The Apalachicola kingsnake (also known as the Apalachicola Lowlands kingsnake) is a  species of nonvenomous colubrid snake found in a small area of the Florida Panhandle known as the Apalachicola Lowlands. Long argued as to whether or not it is a subspecies, the Apalachicola kingsnake was formerly named Lampropeltis getula goini. After years of research and many more specimens examined, in 2006, it was renamed to L. g. meansi after D. Bruce Means, in recognition of his work on this subspecies.

Description

Adults can range from 30 to 56.1 inches. They are characterized by variable coloration patterns with an overall light dorsal coloration and wide or thin banding patterns. However, some striped and patternless specimens have also been identified. The ventral pattern is also variable; some with bicolored, loose checkerboard, or predominantly dark scales. They possess smooth scales and have 21 dorsal scale rows at mid-body.

Geographic range

The Apalachicola kingsnake is endemic to Florida, and is only found in the panhandle between the Apalachicola River and Ochlokonee River and south of Telogia Creek. Morphological intermediates are found on both northern and southern ends of the range.
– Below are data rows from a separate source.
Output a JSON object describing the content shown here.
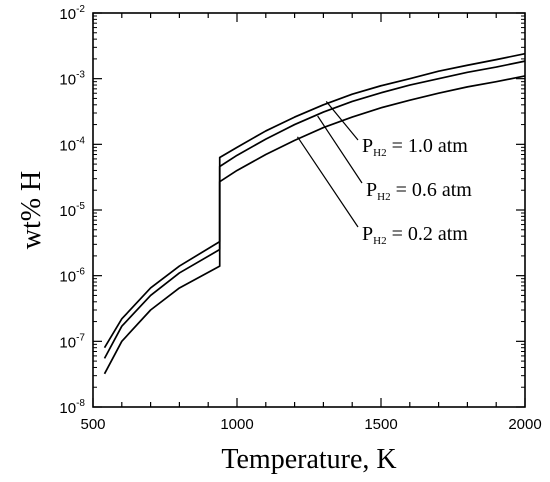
{
  "chart_data": {
    "type": "line",
    "xlabel": "Temperature, K",
    "ylabel": "wt% H",
    "xlim": [
      500,
      2000
    ],
    "ylim": [
      1e-08,
      0.01
    ],
    "yscale": "log",
    "grid": false,
    "x_ticks": [
      500,
      1000,
      1500,
      2000
    ],
    "x_tick_labels": [
      "500",
      "1000",
      "1500",
      "2000"
    ],
    "y_ticks": [
      1e-08,
      1e-07,
      1e-06,
      1e-05,
      0.0001,
      0.001,
      0.01
    ],
    "y_tick_labels": [
      {
        "base": "10",
        "exp": "-8"
      },
      {
        "base": "10",
        "exp": "-7"
      },
      {
        "base": "10",
        "exp": "-6"
      },
      {
        "base": "10",
        "exp": "-5"
      },
      {
        "base": "10",
        "exp": "-4"
      },
      {
        "base": "10",
        "exp": "-3"
      },
      {
        "base": "10",
        "exp": "-2"
      }
    ],
    "series": [
      {
        "annotation": {
          "prefix": "P",
          "sub": "H2",
          "text": " = 1.0 atm"
        },
        "label_anchor": {
          "x": 1310,
          "y": 0.00045
        },
        "segments": [
          {
            "x": [
              540,
              600,
              700,
              800,
              940
            ],
            "y": [
              8e-08,
              2.2e-07,
              6.5e-07,
              1.4e-06,
              3.3e-06
            ]
          },
          {
            "x": [
              940,
              1000,
              1100,
              1200,
              1300,
              1400,
              1500,
              1600,
              1700,
              1800,
              1900,
              2000
            ],
            "y": [
              6.3e-05,
              9e-05,
              0.00016,
              0.00026,
              0.0004,
              0.00058,
              0.00078,
              0.001,
              0.0013,
              0.0016,
              0.00195,
              0.0024
            ]
          }
        ]
      },
      {
        "annotation": {
          "prefix": "P",
          "sub": "H2",
          "text": " = 0.6 atm"
        },
        "label_anchor": {
          "x": 1280,
          "y": 0.00027
        },
        "segments": [
          {
            "x": [
              540,
              600,
              700,
              800,
              940
            ],
            "y": [
              5.5e-08,
              1.7e-07,
              5e-07,
              1.1e-06,
              2.5e-06
            ]
          },
          {
            "x": [
              940,
              1000,
              1100,
              1200,
              1300,
              1400,
              1500,
              1600,
              1700,
              1800,
              1900,
              2000
            ],
            "y": [
              4.6e-05,
              6.8e-05,
              0.00012,
              0.0002,
              0.00031,
              0.00045,
              0.00061,
              0.0008,
              0.001,
              0.00125,
              0.0015,
              0.00185
            ]
          }
        ]
      },
      {
        "annotation": {
          "prefix": "P",
          "sub": "H2",
          "text": " = 0.2 atm"
        },
        "label_anchor": {
          "x": 1210,
          "y": 0.00013
        },
        "segments": [
          {
            "x": [
              540,
              600,
              700,
              800,
              940
            ],
            "y": [
              3.2e-08,
              1e-07,
              3e-07,
              6.5e-07,
              1.4e-06
            ]
          },
          {
            "x": [
              940,
              1000,
              1100,
              1200,
              1300,
              1400,
              1500,
              1600,
              1700,
              1800,
              1900,
              2000
            ],
            "y": [
              2.7e-05,
              4e-05,
              7e-05,
              0.000115,
              0.00018,
              0.00026,
              0.00036,
              0.00047,
              0.0006,
              0.00075,
              0.0009,
              0.0011
            ]
          }
        ]
      }
    ]
  }
}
These intermediates represent interbreeding between the Apalachicola kingsnake (L. g. meansi) and the eastern kingsnake (L. g getula).

Habitat

Suitable habitat varies, but their range is quite small. Their habitat includes pinelands, hardwood hammocks, cypress strands, prairies, marshes, and estuaries.

Diet

Their diet includes snakes, even venomous ones such as the rattlesnake, lizards, amphibians, rodents, birds, and turtle and bird eggs.

Reproduction
Like other kingsnakes, they are oviparous, or egg-laying. Breeding takes place in March, April, and May, and after a month, three to 30 eggs are laid. The eggs hatch in late summer, 65 to 70 days after they have been laid. The hatchlings have an enormous appetite and grow quickly.